Below are the notes I used for the Akubra update in today's architecture meeting.

What's Akubra About?

  • A standard Java interface for reading/writing files, but at a different level of abstraction than a filesystem
  • Transactional by design (but implementations may ignore transaction semantics)
  • Exploring web-based exposure
  • From the Akubra wiki: Requirements and Goals

Note: The Akubra wiki is hosted at http://topazproject.org/akubra

Anyone is welcome to sign up to the dev and general mailing lists.

Filesystem vs. BlobStore

Common filesystems:

  • Have directories
  • Can provide system metadata about files (e.g. size, modified date)
  • Allow partial reads and writes of files

An Akubra BlobStore:

  • Has a collection of URI-addressable bitstreams (no "directories")
  • Only provides the size of each file -- is not concerned with other system metadata (yet?).
  • May allow partial reads (InputStreams can skip()...)
  • Does not allow partial writes

Java API

This is in flux.  We are currently testing the design with a simple filesystem implementation.

Blob (A finite, readable bitstream)
BlobStore (For getting connections)
BlobStoreConnection (For CRUD operations) 

 Transactions

  Level of support varies per-implementation (some can "fake it")
  Why: To execute a mixed set of CRUD operations of several files as one atomic unit of work.
  Observation: We can build a transactional blob store on top of a non-transactional one...with the help of a DB.

Example non-transactional BlobStore: FSBlobStore (see FSBlobStoreConnection)

Higher-level BlobStore TBD:

  • Uses FSBlobStore to persist data
  • Uses database to support transactions (via id mapping)

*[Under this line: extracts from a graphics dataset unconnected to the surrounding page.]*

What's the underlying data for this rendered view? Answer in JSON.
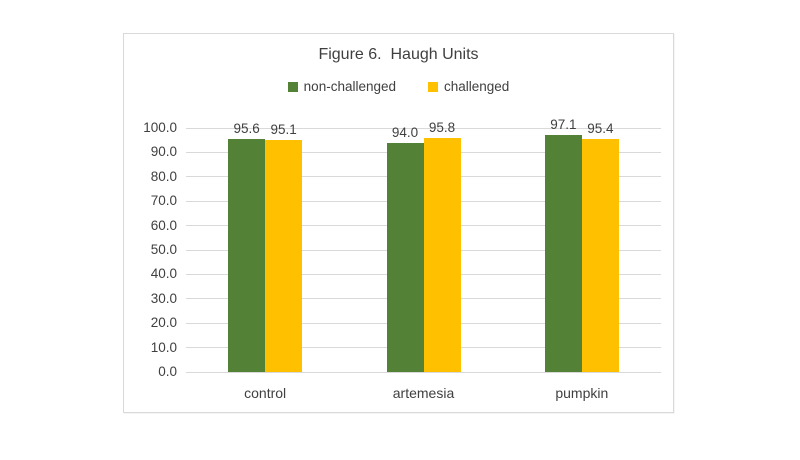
{
  "chart_data": {
    "type": "bar",
    "title": "Figure 6.  Haugh Units",
    "categories": [
      "control",
      "artemesia",
      "pumpkin"
    ],
    "series": [
      {
        "name": "non-challenged",
        "color": "#538135",
        "values": [
          95.6,
          94.0,
          97.1
        ]
      },
      {
        "name": "challenged",
        "color": "#FFC000",
        "values": [
          95.1,
          95.8,
          95.4
        ]
      }
    ],
    "data_labels": [
      "95.6",
      "95.1",
      "94.0",
      "95.8",
      "97.1",
      "95.4"
    ],
    "ylim": [
      0,
      100
    ],
    "yticks": [
      0,
      10,
      20,
      30,
      40,
      50,
      60,
      70,
      80,
      90,
      100
    ],
    "ytick_format_decimals": 1,
    "xlabel": "",
    "ylabel": "",
    "grid": "horizontal",
    "legend_position": "top",
    "colors": {
      "text": "#404040",
      "gridline": "#d9d9d9",
      "card_border": "#d9d9d9",
      "background": "#ffffff"
    }
  }
}
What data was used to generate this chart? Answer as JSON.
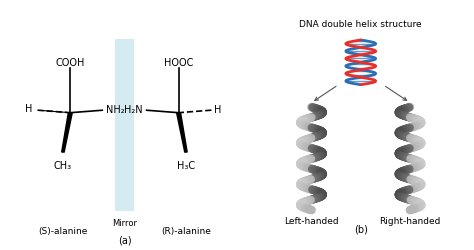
{
  "bg_color": "#ffffff",
  "mirror_color": "#add8e6",
  "mirror_alpha": 0.5,
  "panel_a_label": "(a)",
  "panel_b_label": "(b)",
  "s_alanine_label": "(S)-alanine",
  "r_alanine_label": "(R)-alanine",
  "mirror_label": "Mirror",
  "left_handed_label": "Left-handed",
  "right_handed_label": "Right-handed",
  "dna_title": "DNA double helix structure",
  "cooh_label": "COOH",
  "hooc_label": "HOOC",
  "h_left": "H",
  "nh2_label": "NH₂",
  "ch3_label": "CH₃",
  "h2n_label": "H₂N",
  "h_right": "H",
  "h3c_label": "H₃C",
  "line_color": "#000000",
  "text_color": "#000000",
  "dna_red": "#e8302a",
  "dna_blue": "#2a6fb5",
  "helix_gray": "#999999",
  "helix_dark": "#666666",
  "arrow_color": "#555555"
}
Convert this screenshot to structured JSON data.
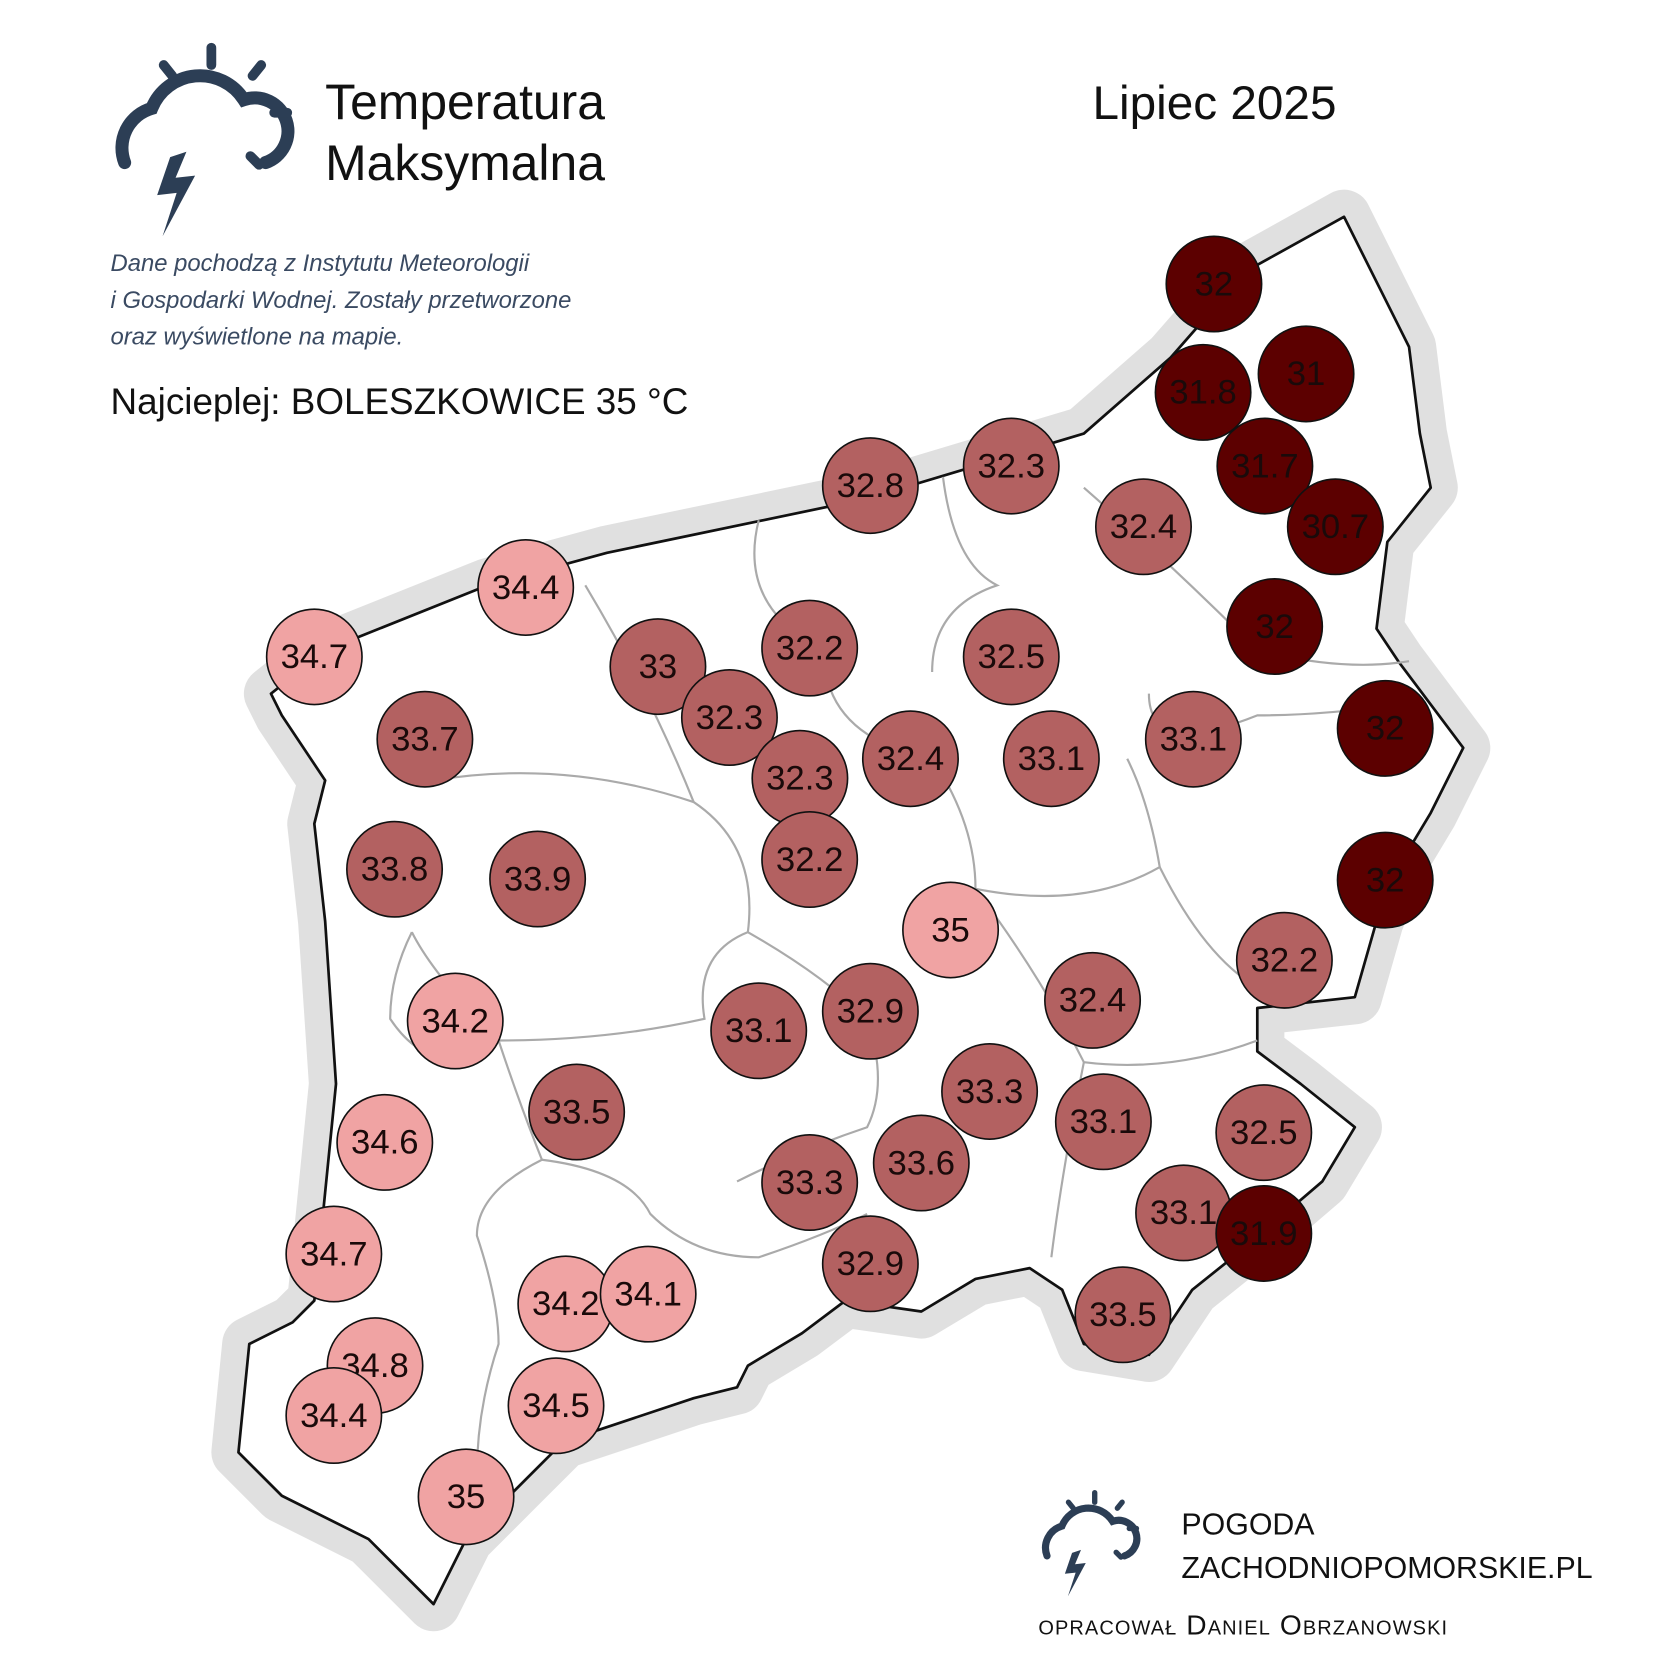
{
  "header": {
    "title_lines": [
      "Temperatura",
      "Maksymalna"
    ],
    "period": "Lipiec 2025",
    "description_lines": [
      "Dane pochodzą z Instytutu Meteorologii",
      "i Gospodarki Wodnej. Zostały przetworzone",
      "oraz wyświetlone na mapie."
    ],
    "hottest": "Najcieplej: BOLESZKOWICE 35 °C"
  },
  "footer": {
    "brand_lines": [
      "POGODA",
      "ZACHODNIOPOMORSKIE.PL"
    ],
    "author": "opracował Daniel Obrzanowski"
  },
  "markers": [
    {
      "value": 32,
      "color": "#5c0000"
    },
    {
      "value": 31,
      "color": "#5c0000"
    },
    {
      "value": 31.8,
      "color": "#5c0000"
    },
    {
      "value": 31.7,
      "color": "#5c0000"
    },
    {
      "value": 30.7,
      "color": "#5c0000"
    },
    {
      "value": 32.3,
      "color": "#b36161"
    },
    {
      "value": 32.8,
      "color": "#b36161"
    },
    {
      "value": 32.4,
      "color": "#b36161"
    },
    {
      "value": 34.4,
      "color": "#f0a3a3"
    },
    {
      "value": 34.7,
      "color": "#f0a3a3"
    },
    {
      "value": 33,
      "color": "#b36161"
    },
    {
      "value": 32.2,
      "color": "#b36161"
    },
    {
      "value": 32.5,
      "color": "#b36161"
    },
    {
      "value": 32,
      "color": "#5c0000"
    },
    {
      "value": 32.3,
      "color": "#b36161"
    },
    {
      "value": 33.7,
      "color": "#b36161"
    },
    {
      "value": 32.4,
      "color": "#b36161"
    },
    {
      "value": 33.1,
      "color": "#b36161"
    },
    {
      "value": 33.1,
      "color": "#b36161"
    },
    {
      "value": 32,
      "color": "#5c0000"
    },
    {
      "value": 32.3,
      "color": "#b36161"
    },
    {
      "value": 33.8,
      "color": "#b36161"
    },
    {
      "value": 33.9,
      "color": "#b36161"
    },
    {
      "value": 32.2,
      "color": "#b36161"
    },
    {
      "value": 32,
      "color": "#5c0000"
    },
    {
      "value": 35,
      "color": "#f0a3a3"
    },
    {
      "value": 32.2,
      "color": "#b36161"
    },
    {
      "value": 34.2,
      "color": "#f0a3a3"
    },
    {
      "value": 33.1,
      "color": "#b36161"
    },
    {
      "value": 32.9,
      "color": "#b36161"
    },
    {
      "value": 32.4,
      "color": "#b36161"
    },
    {
      "value": 33.3,
      "color": "#b36161"
    },
    {
      "value": 33.5,
      "color": "#b36161"
    },
    {
      "value": 33.1,
      "color": "#b36161"
    },
    {
      "value": 32.5,
      "color": "#b36161"
    },
    {
      "value": 34.6,
      "color": "#f0a3a3"
    },
    {
      "value": 33.6,
      "color": "#b36161"
    },
    {
      "value": 33.3,
      "color": "#b36161"
    },
    {
      "value": 33.1,
      "color": "#b36161"
    },
    {
      "value": 31.9,
      "color": "#5c0000"
    },
    {
      "value": 34.7,
      "color": "#f0a3a3"
    },
    {
      "value": 32.9,
      "color": "#b36161"
    },
    {
      "value": 34.2,
      "color": "#f0a3a3"
    },
    {
      "value": 34.1,
      "color": "#f0a3a3"
    },
    {
      "value": 33.5,
      "color": "#b36161"
    },
    {
      "value": 34.8,
      "color": "#f0a3a3"
    },
    {
      "value": 34.4,
      "color": "#f0a3a3"
    },
    {
      "value": 34.5,
      "color": "#f0a3a3"
    },
    {
      "value": 35,
      "color": "#f0a3a3"
    }
  ]
}
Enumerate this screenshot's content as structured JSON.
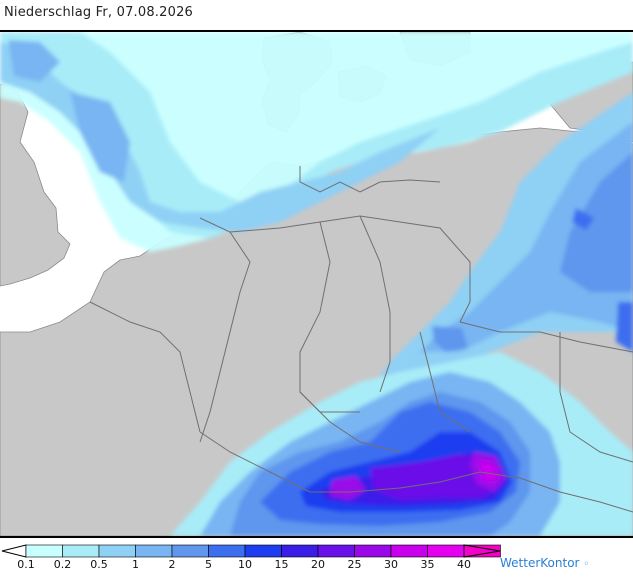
{
  "header": {
    "title": "Niederschlag Fr, 07.08.2026"
  },
  "legend": {
    "ticks": [
      "0.1",
      "0.2",
      "0.5",
      "1",
      "2",
      "5",
      "10",
      "15",
      "20",
      "25",
      "30",
      "35",
      "40"
    ],
    "colors": [
      "#c8ffff",
      "#a8ecf8",
      "#8fd0f5",
      "#78b5f2",
      "#5f96ee",
      "#3c6ef0",
      "#1e3cf0",
      "#3a1ee8",
      "#6a10e8",
      "#9a08e8",
      "#c800ee",
      "#e600f0",
      "#f400c8"
    ],
    "unit_note": ""
  },
  "brand": {
    "name": "WetterKontor",
    "icon": "raindrops-icon"
  },
  "map": {
    "land_color": "#c8c8c8",
    "border_color": "#6e6e6e",
    "sea_color": "#ffffff"
  }
}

Other possible storage Plug-Ins:

  • S3 (anything based on current LLStore should be easy to port over)
  • ZFS (already transactional, does not need layering)
  • Centera (content-addressible...ids not available till content is written)
  • Sam/QFS (hierarchical storage implies graceful handling of delays...not a use case we've factored in yet)

Web-based exposure?

  • Opens up use of akubra-java impls to other (remotely-running) programs
  • Allows an akubra impl that's a client to remote akubra instance
  • Lots of interesting possibilities!